Assumption (after 12th installment)::
With the Credit Life Insurance Plan of Camlife:
- If Mr. Camroth got TPD/dies on 1st January 2018, the Company would pay:
1. Credit life insurance plan A: the $47,250 which $46,597.38 paid to the Bank and left-over amount of $652.62 paid to Insured’s family.
2. Credit life insurance plan B & C: the $50,000 which $46,597.38 paid to the Bank and left-over amount of $3,402.62 paid to Insured’s family.
- If Mr. Camroth wants to pay entire remaining outstanding loan by 1st January 2018 to the bank, he must pay the amount of USD $46,597.38. Then he has 2 options with the life insurance policy.

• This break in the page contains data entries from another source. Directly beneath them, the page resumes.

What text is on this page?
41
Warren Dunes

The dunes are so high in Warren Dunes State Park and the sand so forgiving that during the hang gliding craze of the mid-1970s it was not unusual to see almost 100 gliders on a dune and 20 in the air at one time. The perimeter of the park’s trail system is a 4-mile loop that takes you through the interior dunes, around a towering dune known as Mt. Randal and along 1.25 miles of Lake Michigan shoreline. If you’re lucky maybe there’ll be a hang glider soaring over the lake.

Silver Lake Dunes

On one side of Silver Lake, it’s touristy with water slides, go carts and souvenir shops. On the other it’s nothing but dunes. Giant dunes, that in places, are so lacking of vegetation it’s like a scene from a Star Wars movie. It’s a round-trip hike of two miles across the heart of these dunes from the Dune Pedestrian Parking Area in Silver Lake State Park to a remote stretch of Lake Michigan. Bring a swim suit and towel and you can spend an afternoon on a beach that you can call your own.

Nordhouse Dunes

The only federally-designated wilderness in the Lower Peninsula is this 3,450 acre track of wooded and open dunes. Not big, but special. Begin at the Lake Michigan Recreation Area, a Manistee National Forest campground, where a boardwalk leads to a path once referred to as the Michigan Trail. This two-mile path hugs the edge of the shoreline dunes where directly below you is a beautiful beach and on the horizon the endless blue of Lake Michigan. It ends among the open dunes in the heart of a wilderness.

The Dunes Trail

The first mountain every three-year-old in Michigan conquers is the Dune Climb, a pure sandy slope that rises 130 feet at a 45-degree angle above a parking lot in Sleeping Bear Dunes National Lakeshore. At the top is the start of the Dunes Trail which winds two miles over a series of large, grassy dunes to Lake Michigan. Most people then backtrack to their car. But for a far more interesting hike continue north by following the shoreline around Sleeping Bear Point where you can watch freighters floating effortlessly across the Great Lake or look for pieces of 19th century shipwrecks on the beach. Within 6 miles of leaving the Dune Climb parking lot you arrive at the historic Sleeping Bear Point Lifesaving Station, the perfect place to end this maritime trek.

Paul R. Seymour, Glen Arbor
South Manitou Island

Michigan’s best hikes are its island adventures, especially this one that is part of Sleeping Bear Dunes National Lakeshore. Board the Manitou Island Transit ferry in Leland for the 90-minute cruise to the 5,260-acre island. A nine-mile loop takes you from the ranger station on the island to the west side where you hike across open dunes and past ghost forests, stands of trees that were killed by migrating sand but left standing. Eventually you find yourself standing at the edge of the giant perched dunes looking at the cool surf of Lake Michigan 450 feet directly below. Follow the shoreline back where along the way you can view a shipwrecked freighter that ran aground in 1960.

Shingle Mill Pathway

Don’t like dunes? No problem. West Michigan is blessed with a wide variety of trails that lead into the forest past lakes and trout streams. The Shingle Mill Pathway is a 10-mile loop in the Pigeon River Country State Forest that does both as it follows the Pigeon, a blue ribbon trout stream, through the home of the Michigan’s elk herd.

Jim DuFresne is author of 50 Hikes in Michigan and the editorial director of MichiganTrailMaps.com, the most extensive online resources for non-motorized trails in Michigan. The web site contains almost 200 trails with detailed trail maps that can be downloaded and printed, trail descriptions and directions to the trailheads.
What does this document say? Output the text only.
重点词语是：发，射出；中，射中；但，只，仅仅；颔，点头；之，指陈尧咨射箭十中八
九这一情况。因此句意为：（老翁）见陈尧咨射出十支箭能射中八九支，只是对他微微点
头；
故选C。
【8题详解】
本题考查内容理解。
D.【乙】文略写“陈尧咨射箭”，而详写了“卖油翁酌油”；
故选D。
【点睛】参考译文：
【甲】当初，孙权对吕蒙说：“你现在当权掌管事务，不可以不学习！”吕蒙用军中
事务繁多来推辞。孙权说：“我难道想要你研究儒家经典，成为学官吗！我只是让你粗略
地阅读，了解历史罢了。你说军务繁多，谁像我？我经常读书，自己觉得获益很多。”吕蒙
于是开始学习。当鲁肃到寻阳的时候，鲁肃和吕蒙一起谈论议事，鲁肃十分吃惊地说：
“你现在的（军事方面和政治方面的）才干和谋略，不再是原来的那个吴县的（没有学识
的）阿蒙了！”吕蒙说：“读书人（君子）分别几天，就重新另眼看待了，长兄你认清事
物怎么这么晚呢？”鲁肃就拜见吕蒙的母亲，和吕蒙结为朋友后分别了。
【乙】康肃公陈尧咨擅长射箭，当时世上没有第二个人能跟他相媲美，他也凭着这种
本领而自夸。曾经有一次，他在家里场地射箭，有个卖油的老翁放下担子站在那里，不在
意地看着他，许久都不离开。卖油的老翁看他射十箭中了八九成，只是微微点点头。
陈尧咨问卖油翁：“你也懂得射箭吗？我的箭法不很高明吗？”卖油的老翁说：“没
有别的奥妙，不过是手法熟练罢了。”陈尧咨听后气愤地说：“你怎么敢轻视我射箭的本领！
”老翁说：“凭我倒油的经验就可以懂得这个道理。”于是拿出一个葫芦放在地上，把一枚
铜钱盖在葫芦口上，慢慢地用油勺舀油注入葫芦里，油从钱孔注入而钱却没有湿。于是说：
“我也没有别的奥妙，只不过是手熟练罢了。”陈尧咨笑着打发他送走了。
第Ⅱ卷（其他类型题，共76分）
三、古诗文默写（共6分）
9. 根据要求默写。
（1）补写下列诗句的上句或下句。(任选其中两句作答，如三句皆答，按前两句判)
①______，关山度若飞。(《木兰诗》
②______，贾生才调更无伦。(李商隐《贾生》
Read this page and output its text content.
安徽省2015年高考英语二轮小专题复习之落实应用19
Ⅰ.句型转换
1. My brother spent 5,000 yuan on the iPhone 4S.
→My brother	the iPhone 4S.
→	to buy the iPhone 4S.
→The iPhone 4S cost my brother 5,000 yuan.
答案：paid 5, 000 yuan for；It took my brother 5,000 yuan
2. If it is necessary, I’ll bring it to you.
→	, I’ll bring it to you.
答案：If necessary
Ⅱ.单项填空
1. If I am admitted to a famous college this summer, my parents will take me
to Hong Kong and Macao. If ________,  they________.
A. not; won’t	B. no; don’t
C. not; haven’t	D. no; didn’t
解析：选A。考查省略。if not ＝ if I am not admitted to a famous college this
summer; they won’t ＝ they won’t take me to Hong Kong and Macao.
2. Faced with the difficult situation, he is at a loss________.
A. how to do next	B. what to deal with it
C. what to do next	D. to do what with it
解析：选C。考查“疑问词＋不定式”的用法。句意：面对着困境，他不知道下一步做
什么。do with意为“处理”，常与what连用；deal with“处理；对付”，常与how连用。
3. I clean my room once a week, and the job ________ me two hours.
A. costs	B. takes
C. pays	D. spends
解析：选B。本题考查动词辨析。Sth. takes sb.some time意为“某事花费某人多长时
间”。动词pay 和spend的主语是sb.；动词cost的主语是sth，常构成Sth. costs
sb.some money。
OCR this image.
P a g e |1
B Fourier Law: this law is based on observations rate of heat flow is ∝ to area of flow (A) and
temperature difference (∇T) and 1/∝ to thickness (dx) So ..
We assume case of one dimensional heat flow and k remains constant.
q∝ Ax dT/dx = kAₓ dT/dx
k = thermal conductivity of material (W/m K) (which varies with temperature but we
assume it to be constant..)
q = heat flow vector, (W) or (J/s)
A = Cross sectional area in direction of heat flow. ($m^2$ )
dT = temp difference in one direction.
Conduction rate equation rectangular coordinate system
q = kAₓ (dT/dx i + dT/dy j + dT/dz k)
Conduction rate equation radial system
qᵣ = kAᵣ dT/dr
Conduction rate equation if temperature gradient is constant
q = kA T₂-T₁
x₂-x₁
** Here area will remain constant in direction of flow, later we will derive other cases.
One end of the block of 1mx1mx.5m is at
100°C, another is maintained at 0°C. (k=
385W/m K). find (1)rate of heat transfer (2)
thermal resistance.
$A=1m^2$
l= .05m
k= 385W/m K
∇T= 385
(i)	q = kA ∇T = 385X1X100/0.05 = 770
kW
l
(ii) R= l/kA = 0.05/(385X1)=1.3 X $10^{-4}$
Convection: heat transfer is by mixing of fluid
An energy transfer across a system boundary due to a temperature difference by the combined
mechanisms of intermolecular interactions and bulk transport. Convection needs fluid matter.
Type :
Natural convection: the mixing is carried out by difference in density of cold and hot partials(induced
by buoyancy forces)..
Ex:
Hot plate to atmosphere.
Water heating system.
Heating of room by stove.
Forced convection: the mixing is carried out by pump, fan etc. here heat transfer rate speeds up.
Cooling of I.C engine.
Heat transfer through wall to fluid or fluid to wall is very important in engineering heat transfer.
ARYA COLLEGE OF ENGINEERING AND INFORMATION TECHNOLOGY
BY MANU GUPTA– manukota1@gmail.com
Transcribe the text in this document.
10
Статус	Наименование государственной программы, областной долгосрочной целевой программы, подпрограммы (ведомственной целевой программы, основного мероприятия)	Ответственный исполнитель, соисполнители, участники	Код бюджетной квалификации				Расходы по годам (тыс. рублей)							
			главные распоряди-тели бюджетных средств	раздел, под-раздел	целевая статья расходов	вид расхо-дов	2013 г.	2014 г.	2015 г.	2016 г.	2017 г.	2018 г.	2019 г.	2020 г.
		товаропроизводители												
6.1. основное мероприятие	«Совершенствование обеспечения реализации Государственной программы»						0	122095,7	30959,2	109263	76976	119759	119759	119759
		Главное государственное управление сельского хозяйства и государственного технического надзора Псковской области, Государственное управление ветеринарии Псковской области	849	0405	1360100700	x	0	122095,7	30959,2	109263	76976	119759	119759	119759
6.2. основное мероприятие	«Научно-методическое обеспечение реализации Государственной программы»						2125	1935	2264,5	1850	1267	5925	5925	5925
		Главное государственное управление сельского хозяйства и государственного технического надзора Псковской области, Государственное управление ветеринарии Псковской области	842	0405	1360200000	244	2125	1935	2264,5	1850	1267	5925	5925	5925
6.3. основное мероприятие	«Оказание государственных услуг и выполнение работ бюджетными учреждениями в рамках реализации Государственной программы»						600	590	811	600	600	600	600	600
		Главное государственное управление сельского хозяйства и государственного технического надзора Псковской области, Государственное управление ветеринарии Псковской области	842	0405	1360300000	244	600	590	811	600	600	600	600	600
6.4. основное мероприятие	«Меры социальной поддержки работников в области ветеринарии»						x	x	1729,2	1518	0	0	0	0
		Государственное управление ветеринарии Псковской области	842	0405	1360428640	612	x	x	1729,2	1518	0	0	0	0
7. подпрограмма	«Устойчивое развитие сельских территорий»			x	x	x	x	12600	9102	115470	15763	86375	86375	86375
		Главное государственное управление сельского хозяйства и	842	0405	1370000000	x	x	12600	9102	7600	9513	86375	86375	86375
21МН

1. He can keep the policy in-force until the expiry date. If he gets death/tpd, the Company shall pay:
a. Credit life insurance plan A: the RSA amount (based on our table) to his family directly.
b. Credit life insurance plan B & C: the $50,000 to his family directly.
2. He can surrender (terminate) policy:
a. Credit life insurance plan A: by receiving amount of $546.5 (based on our SV table).
b. Credit life insurance plan B: by receiving amount of $1,035.5 (based on our SV table).
c. Credit life insurance plan C: don’t have the surrender value.
This is just an illustrated example, not a contract.